How to determine the spring constant

Physics with Professor Matt Anderson

19 Nov 201406:45

Summary

TLDRIn this video, the speaker explores the calculation of the spring constant using Hooke's Law. A spring is hung from a roof with a mass attached, and the initial and stretched lengths are provided. By analyzing the forces acting on the mass, the relationship between the spring's extension and the force applied is established. The speaker calculates the spring constant and demonstrates how it changes when the mass is doubled.

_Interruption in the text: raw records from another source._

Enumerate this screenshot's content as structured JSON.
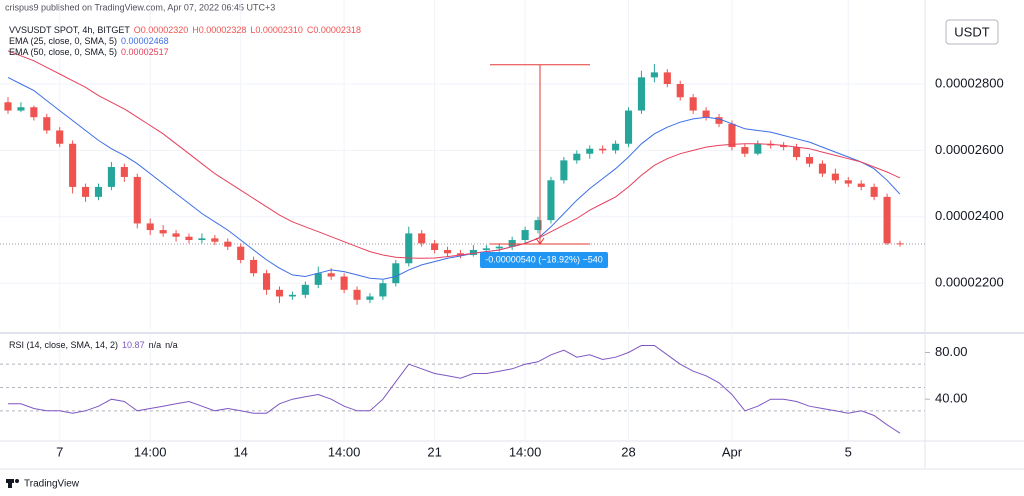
{
  "chart_data": {
    "type": "candlestick",
    "source": "crispus9 published on TradingView.com, Apr 07, 2022 06:45 UTC+3",
    "title": "VVSUSDT SPOT, 4h, BITGET",
    "ohlc_legend": [
      "O0.00002320",
      "H0.00002328",
      "L0.00002310",
      "C0.00002318"
    ],
    "currency": "USDT",
    "up_color": "#26a69a",
    "down_color": "#ef5350",
    "categories": [
      null,
      null,
      null,
      null,
      "7",
      null,
      null,
      null,
      null,
      null,
      null,
      "14:00",
      null,
      null,
      null,
      null,
      null,
      null,
      "14",
      null,
      null,
      null,
      null,
      null,
      null,
      null,
      "14:00",
      null,
      null,
      null,
      null,
      null,
      null,
      "21",
      null,
      null,
      null,
      null,
      null,
      null,
      "14:00",
      null,
      null,
      null,
      null,
      null,
      null,
      null,
      "28",
      null,
      null,
      null,
      null,
      null,
      null,
      null,
      "Apr",
      null,
      null,
      null,
      null,
      null,
      null,
      null,
      null,
      "5",
      null,
      null,
      null,
      null
    ],
    "ohlc": [
      [
        2.745e-05,
        2.76e-05,
        2.71e-05,
        2.72e-05
      ],
      [
        2.72e-05,
        2.745e-05,
        2.715e-05,
        2.73e-05
      ],
      [
        2.73e-05,
        2.735e-05,
        2.69e-05,
        2.7e-05
      ],
      [
        2.7e-05,
        2.71e-05,
        2.65e-05,
        2.66e-05
      ],
      [
        2.66e-05,
        2.67e-05,
        2.61e-05,
        2.62e-05
      ],
      [
        2.62e-05,
        2.63e-05,
        2.47e-05,
        2.49e-05
      ],
      [
        2.49e-05,
        2.5e-05,
        2.445e-05,
        2.46e-05
      ],
      [
        2.46e-05,
        2.5e-05,
        2.45e-05,
        2.49e-05
      ],
      [
        2.49e-05,
        2.565e-05,
        2.48e-05,
        2.55e-05
      ],
      [
        2.55e-05,
        2.56e-05,
        2.505e-05,
        2.52e-05
      ],
      [
        2.52e-05,
        2.53e-05,
        2.365e-05,
        2.38e-05
      ],
      [
        2.38e-05,
        2.395e-05,
        2.345e-05,
        2.36e-05
      ],
      [
        2.36e-05,
        2.375e-05,
        2.34e-05,
        2.35e-05
      ],
      [
        2.35e-05,
        2.36e-05,
        2.325e-05,
        2.34e-05
      ],
      [
        2.34e-05,
        2.35e-05,
        2.32e-05,
        2.33e-05
      ],
      [
        2.33e-05,
        2.35e-05,
        2.32e-05,
        2.335e-05
      ],
      [
        2.335e-05,
        2.345e-05,
        2.315e-05,
        2.325e-05
      ],
      [
        2.325e-05,
        2.335e-05,
        2.3e-05,
        2.31e-05
      ],
      [
        2.31e-05,
        2.32e-05,
        2.26e-05,
        2.27e-05
      ],
      [
        2.27e-05,
        2.28e-05,
        2.22e-05,
        2.23e-05
      ],
      [
        2.23e-05,
        2.24e-05,
        2.165e-05,
        2.18e-05
      ],
      [
        2.18e-05,
        2.19e-05,
        2.14e-05,
        2.16e-05
      ],
      [
        2.16e-05,
        2.175e-05,
        2.15e-05,
        2.165e-05
      ],
      [
        2.165e-05,
        2.205e-05,
        2.155e-05,
        2.195e-05
      ],
      [
        2.195e-05,
        2.25e-05,
        2.185e-05,
        2.23e-05
      ],
      [
        2.23e-05,
        2.245e-05,
        2.21e-05,
        2.22e-05
      ],
      [
        2.22e-05,
        2.23e-05,
        2.17e-05,
        2.18e-05
      ],
      [
        2.18e-05,
        2.19e-05,
        2.135e-05,
        2.15e-05
      ],
      [
        2.15e-05,
        2.17e-05,
        2.14e-05,
        2.16e-05
      ],
      [
        2.16e-05,
        2.21e-05,
        2.15e-05,
        2.2e-05
      ],
      [
        2.2e-05,
        2.27e-05,
        2.19e-05,
        2.26e-05
      ],
      [
        2.26e-05,
        2.37e-05,
        2.25e-05,
        2.35e-05
      ],
      [
        2.35e-05,
        2.36e-05,
        2.31e-05,
        2.32e-05
      ],
      [
        2.32e-05,
        2.33e-05,
        2.29e-05,
        2.3e-05
      ],
      [
        2.3e-05,
        2.31e-05,
        2.28e-05,
        2.29e-05
      ],
      [
        2.29e-05,
        2.3e-05,
        2.275e-05,
        2.285e-05
      ],
      [
        2.285e-05,
        2.315e-05,
        2.28e-05,
        2.3e-05
      ],
      [
        2.3e-05,
        2.315e-05,
        2.29e-05,
        2.305e-05
      ],
      [
        2.305e-05,
        2.32e-05,
        2.295e-05,
        2.31e-05
      ],
      [
        2.31e-05,
        2.34e-05,
        2.3e-05,
        2.33e-05
      ],
      [
        2.33e-05,
        2.37e-05,
        2.32e-05,
        2.36e-05
      ],
      [
        2.36e-05,
        2.4e-05,
        2.35e-05,
        2.39e-05
      ],
      [
        2.39e-05,
        2.52e-05,
        2.38e-05,
        2.51e-05
      ],
      [
        2.51e-05,
        2.58e-05,
        2.5e-05,
        2.57e-05
      ],
      [
        2.57e-05,
        2.6e-05,
        2.56e-05,
        2.59e-05
      ],
      [
        2.59e-05,
        2.615e-05,
        2.575e-05,
        2.605e-05
      ],
      [
        2.605e-05,
        2.615e-05,
        2.59e-05,
        2.6e-05
      ],
      [
        2.6e-05,
        2.63e-05,
        2.59e-05,
        2.62e-05
      ],
      [
        2.62e-05,
        2.73e-05,
        2.61e-05,
        2.72e-05
      ],
      [
        2.72e-05,
        2.84e-05,
        2.71e-05,
        2.82e-05
      ],
      [
        2.82e-05,
        2.86e-05,
        2.805e-05,
        2.835e-05
      ],
      [
        2.835e-05,
        2.845e-05,
        2.79e-05,
        2.8e-05
      ],
      [
        2.8e-05,
        2.81e-05,
        2.75e-05,
        2.76e-05
      ],
      [
        2.76e-05,
        2.77e-05,
        2.71e-05,
        2.72e-05
      ],
      [
        2.72e-05,
        2.73e-05,
        2.69e-05,
        2.7e-05
      ],
      [
        2.7e-05,
        2.71e-05,
        2.67e-05,
        2.68e-05
      ],
      [
        2.68e-05,
        2.69e-05,
        2.6e-05,
        2.61e-05
      ],
      [
        2.61e-05,
        2.62e-05,
        2.58e-05,
        2.59e-05
      ],
      [
        2.59e-05,
        2.63e-05,
        2.585e-05,
        2.62e-05
      ],
      [
        2.62e-05,
        2.63e-05,
        2.605e-05,
        2.615e-05
      ],
      [
        2.615e-05,
        2.625e-05,
        2.6e-05,
        2.61e-05
      ],
      [
        2.61e-05,
        2.62e-05,
        2.57e-05,
        2.58e-05
      ],
      [
        2.58e-05,
        2.59e-05,
        2.55e-05,
        2.56e-05
      ],
      [
        2.56e-05,
        2.57e-05,
        2.52e-05,
        2.53e-05
      ],
      [
        2.53e-05,
        2.545e-05,
        2.5e-05,
        2.51e-05
      ],
      [
        2.51e-05,
        2.52e-05,
        2.49e-05,
        2.5e-05
      ],
      [
        2.5e-05,
        2.51e-05,
        2.48e-05,
        2.49e-05
      ],
      [
        2.49e-05,
        2.5e-05,
        2.45e-05,
        2.46e-05
      ],
      [
        2.46e-05,
        2.47e-05,
        2.315e-05,
        2.32e-05
      ],
      [
        2.32e-05,
        2.328e-05,
        2.31e-05,
        2.318e-05
      ]
    ],
    "ylim": [
      2.059e-05,
      3.053e-05
    ],
    "yticks": [
      {
        "value": 2.2e-05,
        "label": "0.00002200"
      },
      {
        "value": 2.4e-05,
        "label": "0.00002400"
      },
      {
        "value": 2.6e-05,
        "label": "0.00002600"
      },
      {
        "value": 2.8e-05,
        "label": "0.00002800"
      }
    ],
    "grid": true,
    "series": [
      {
        "name": "EMA (25, close, 0, SMA, 5)",
        "value_label": "0.00002468",
        "color": "#3d6fe6",
        "values": [
          2.82e-05,
          2.8e-05,
          2.78e-05,
          2.75e-05,
          2.72e-05,
          2.69e-05,
          2.66e-05,
          2.63e-05,
          2.605e-05,
          2.585e-05,
          2.56e-05,
          2.53e-05,
          2.5e-05,
          2.47e-05,
          2.44e-05,
          2.41e-05,
          2.385e-05,
          2.36e-05,
          2.33e-05,
          2.3e-05,
          2.27e-05,
          2.245e-05,
          2.225e-05,
          2.22e-05,
          2.23e-05,
          2.24e-05,
          2.235e-05,
          2.225e-05,
          2.215e-05,
          2.212e-05,
          2.22e-05,
          2.24e-05,
          2.255e-05,
          2.265e-05,
          2.275e-05,
          2.282e-05,
          2.29e-05,
          2.295e-05,
          2.3e-05,
          2.31e-05,
          2.32e-05,
          2.335e-05,
          2.37e-05,
          2.41e-05,
          2.45e-05,
          2.485e-05,
          2.515e-05,
          2.545e-05,
          2.58e-05,
          2.62e-05,
          2.65e-05,
          2.67e-05,
          2.685e-05,
          2.695e-05,
          2.7e-05,
          2.695e-05,
          2.68e-05,
          2.665e-05,
          2.66e-05,
          2.655e-05,
          2.645e-05,
          2.635e-05,
          2.625e-05,
          2.61e-05,
          2.595e-05,
          2.58e-05,
          2.565e-05,
          2.545e-05,
          2.51e-05,
          2.468e-05
        ]
      },
      {
        "name": "EMA (50, close, 0, SMA, 5)",
        "value_label": "0.00002517",
        "color": "#e6415f",
        "values": [
          2.9e-05,
          2.885e-05,
          2.87e-05,
          2.85e-05,
          2.83e-05,
          2.81e-05,
          2.79e-05,
          2.765e-05,
          2.745e-05,
          2.725e-05,
          2.7e-05,
          2.675e-05,
          2.65e-05,
          2.62e-05,
          2.59e-05,
          2.56e-05,
          2.53e-05,
          2.505e-05,
          2.48e-05,
          2.455e-05,
          2.43e-05,
          2.405e-05,
          2.385e-05,
          2.37e-05,
          2.355e-05,
          2.34e-05,
          2.325e-05,
          2.31e-05,
          2.295e-05,
          2.285e-05,
          2.278e-05,
          2.276e-05,
          2.275e-05,
          2.276e-05,
          2.28e-05,
          2.285e-05,
          2.29e-05,
          2.295e-05,
          2.3e-05,
          2.31e-05,
          2.32e-05,
          2.335e-05,
          2.355e-05,
          2.375e-05,
          2.395e-05,
          2.42e-05,
          2.44e-05,
          2.46e-05,
          2.49e-05,
          2.525e-05,
          2.555e-05,
          2.575e-05,
          2.59e-05,
          2.6e-05,
          2.61e-05,
          2.615e-05,
          2.618e-05,
          2.62e-05,
          2.62e-05,
          2.618e-05,
          2.615e-05,
          2.61e-05,
          2.605e-05,
          2.595e-05,
          2.585e-05,
          2.575e-05,
          2.565e-05,
          2.55e-05,
          2.535e-05,
          2.517e-05
        ]
      }
    ],
    "measure": {
      "from": 2.858e-05,
      "to": 2.318e-05,
      "label": "-0.00000540 (−18.92%) −540",
      "color": "#e53935",
      "label_color": "#2196f3"
    },
    "rsi": {
      "name": "RSI (14, close, SMA, 14, 2)",
      "legend_values": [
        "10.87",
        "n/a",
        "n/a"
      ],
      "color": "#7e57c2",
      "ylim": [
        5,
        95
      ],
      "yticks": [
        {
          "value": 40,
          "label": "40.00"
        },
        {
          "value": 80,
          "label": "80.00"
        }
      ],
      "bands": [
        30,
        50,
        70
      ],
      "values": [
        36,
        36,
        32,
        30,
        30,
        28,
        30,
        34,
        40,
        38,
        30,
        32,
        34,
        36,
        38,
        34,
        30,
        32,
        30,
        28,
        28,
        36,
        40,
        42,
        44,
        40,
        34,
        30,
        30,
        40,
        55,
        70,
        66,
        62,
        60,
        58,
        62,
        62,
        64,
        66,
        70,
        72,
        78,
        82,
        76,
        78,
        74,
        76,
        80,
        86,
        86,
        78,
        70,
        64,
        60,
        54,
        44,
        30,
        34,
        40,
        40,
        38,
        34,
        32,
        30,
        28,
        30,
        26,
        18,
        10.87
      ]
    },
    "branding": "TradingView"
  }
}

This engaging explanation combines theory with practical examples, making complex physics concepts accessible and understandable.

Takeaways

😀 Hooke's Law states that the force exerted by a spring is proportional to its displacement from the equilibrium position.
🧮 The formula for Hooke's Law is F = K * x, where F is the restoring force, K is the spring constant, and x is the displacement.
📏 To determine the spring constant (K), you need to measure the original and stretched lengths of the spring.
⚖️ The equilibrium condition for the spring and mass setup involves balancing the restoring force of the spring with the gravitational force acting on the mass.
🧑‍🔬 In the example, the original length of the spring was 8 cm, and the stretched length was 12 cm when a 2 kg mass was applied.
🔍 The displacement (x) of the spring is calculated as the difference between the stretched length and the original length.
🔢 To calculate K, use the formula K = (M * g) / x, where M is the mass and g is the acceleration due to gravity.
🧱 After performing the calculations, the spring constant K was found to be 490 N/m.
📈 When the mass is doubled, the stretched length of the spring can be recalculated using the new mass in the previous formula.
📐 With a new mass of 4 kg, the new stretched length of the spring was determined to be 16 cm, showing how mass affects spring displacement.

Q & A

What is the main concept being demonstrated in the script?
-The script demonstrates the calculation of the spring constant (K) using Hooke's Law, which relates the force exerted by a spring to its displacement.
What are the given measurements for the spring in the scenario?
-The initial length of the spring (Li) is 8 centimeters, the stretched length (L stretch) is 12 centimeters, and the mass (M) added to the spring is 2 kilograms.
How is the spring constant (K) calculated in this context?
-The spring constant (K) is calculated using the formula K = mg / X, where m is the mass, g is the acceleration due to gravity, and X is the displacement of the spring (L stretch - Li).
What is the value of acceleration due to gravity used in the calculations?
-The acceleration due to gravity (g) is taken as 9.8 m/s².
What are the SI unit conversions for the lengths provided?
-The initial length Li is converted from 8 centimeters to 0.08 meters, and the stretched length L stretch is converted from 12 centimeters to 0.12 meters.
What is the calculated value of the spring constant (K) based on the provided data?
-The calculated value of the spring constant (K) is 494 N/m.
What happens to the spring constant (K) if the mass is doubled?
-If the mass is doubled, the script shows that the new length of the spring can be recalculated, but the spring constant (K) itself remains unchanged as it is a property of the spring.
How is the new stretched length of the spring calculated when the mass is doubled?
-The new stretched length (L stretch) is calculated using the formula L stretch = (2mg / K) + Li, incorporating the doubled mass and previously calculated K.
What is the final result for the stretched length when the mass is doubled?
-The final result for the stretched length when the mass is doubled is 0.16 meters.
Can the stretched length be intuitively estimated based on initial observations?
-Yes, based on initial observations, it can be reasoned that if one mass causes a 4-centimeter stretch, then two masses would double that stretch to another 4 centimeters, leading to a total of 16 centimeters (0.16 meters).